Despite the knowledge of their mother’s evil plan for them, the children still wish to return home. However, since they do not have much experience relying on themselves, they fail to reach their goal. Bettelheim cites Hansel’s attempt to use bread crumbs as an obvious example: “he, who lived close to a big forest, should have known that birds would eat the bread crumbs.” (274) Next Bettelheim points out the symbolism associated with the white bird. This is a Christian symbol and the Grimm’s promote the Christian faith through Hansel and Gretel in select dialogue. Some examples include “God will not forsake us.” (185); “The Lord will protect us.” (186); and the description of the wicked witch as “godless” (189). The white birds lead the children to encounter different circumstance that force them to develop and use their intellect and practical skills. With this symbol the Grimm brothers send a fairly significant message about the importance of faith and God’s guidance in life’s most difficult and uncertain times.
After following a white bird to the bread house, Hansel and Gretel learn their first lesson in reality. They naively begin to indulge themselves without consideration or question. After learning that, “The old woman had only pretended to be so friendly.” (188) the children realize the importance of trust and truth. They are exposed on their own for the first time to life’s harsh realities and, also for the first time, must personally deal with the consequences.
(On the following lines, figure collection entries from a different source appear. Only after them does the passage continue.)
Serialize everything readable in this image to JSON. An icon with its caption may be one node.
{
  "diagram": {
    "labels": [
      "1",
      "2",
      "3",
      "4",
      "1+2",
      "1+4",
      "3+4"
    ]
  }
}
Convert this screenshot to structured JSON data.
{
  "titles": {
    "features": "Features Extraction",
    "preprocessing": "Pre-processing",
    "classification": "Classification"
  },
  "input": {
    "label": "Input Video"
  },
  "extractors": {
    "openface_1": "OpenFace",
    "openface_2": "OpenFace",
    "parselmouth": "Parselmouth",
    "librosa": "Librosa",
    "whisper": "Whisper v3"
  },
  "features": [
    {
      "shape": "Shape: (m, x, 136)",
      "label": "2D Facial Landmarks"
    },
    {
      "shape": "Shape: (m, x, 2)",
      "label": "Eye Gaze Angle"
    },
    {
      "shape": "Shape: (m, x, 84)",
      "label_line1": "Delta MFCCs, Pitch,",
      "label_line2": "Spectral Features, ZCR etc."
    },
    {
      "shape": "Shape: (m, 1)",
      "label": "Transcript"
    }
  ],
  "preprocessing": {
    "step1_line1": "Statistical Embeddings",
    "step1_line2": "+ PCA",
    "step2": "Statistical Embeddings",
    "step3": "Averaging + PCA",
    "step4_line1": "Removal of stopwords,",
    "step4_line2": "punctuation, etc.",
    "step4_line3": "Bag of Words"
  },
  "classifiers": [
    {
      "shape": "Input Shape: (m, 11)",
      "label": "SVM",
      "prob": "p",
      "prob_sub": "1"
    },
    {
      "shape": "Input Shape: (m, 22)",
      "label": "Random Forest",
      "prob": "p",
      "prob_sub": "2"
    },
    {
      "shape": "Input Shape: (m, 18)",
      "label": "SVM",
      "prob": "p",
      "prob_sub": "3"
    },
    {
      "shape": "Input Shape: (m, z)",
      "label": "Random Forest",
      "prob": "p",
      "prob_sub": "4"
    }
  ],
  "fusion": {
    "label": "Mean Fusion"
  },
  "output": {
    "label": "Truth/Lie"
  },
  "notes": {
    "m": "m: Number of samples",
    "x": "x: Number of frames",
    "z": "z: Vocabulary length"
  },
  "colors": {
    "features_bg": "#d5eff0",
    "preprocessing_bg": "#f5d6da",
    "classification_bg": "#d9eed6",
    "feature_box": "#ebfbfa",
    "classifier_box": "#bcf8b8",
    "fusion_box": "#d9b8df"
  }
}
During the period that Hansel and Gretel stay at the witch’s house, they experience growing pains. The witch’s coldness and impatience- “and be quick about it”; “Spare me your blubbering!” (188)- coupled with the loneliness of their separation strengthens each child’s mentally and emotionally. Hansel tricks the witch to delay his death. Gretel finally shows some mental substantiality when she acts on the initiative that Bettelheim describes as a development in the children by figuring out a way to kill the witch. After they have proven to be quick-witted and to have perseverance and determination, all necessary life skills to acquire and put to use in order to be successful in the real world, the children begin their return home. Hansel and Gretel were able to conquer themselves and overcome their obstacles. As Bettelheim states in his argument, the experience was necessary to help the children become “more mature children, ready to rely on their own intelligence and initiative to solve life’s problems.” (278)
The children return home, where their mother has inexplicably died. This probably represents the discontinuation of the children’s view of their home as their comfort zone. The children are no longer supported in their home. Only the (classically less paternal) father character waits for them. The structure they return to is described as “their father’s house” (189). The children’s whole attitude and perspective on their home and their role in the home has changed.
Finally Bettelheim argues that the jewels that Hansel and Gretel return with are yet another representation of the transition Hansel and Gretel have made from dependence to independence. They do not greedily horde their treasures, but make them common property to the whole family. Hansel and Gretel prove themselves to be resources by producing the jewelry so that “Their worries were over” (190). Bettelheim’s argument is supported by countless pieces of textual evidence. His insights into the Grimm’s fairy tale provide readers with the deeper meaning that fairy tales, both unedited and edited versions, are meant to present to readers. For these reasons, I support Bettelheim’s opinions on the tale of Hansel and Gretel.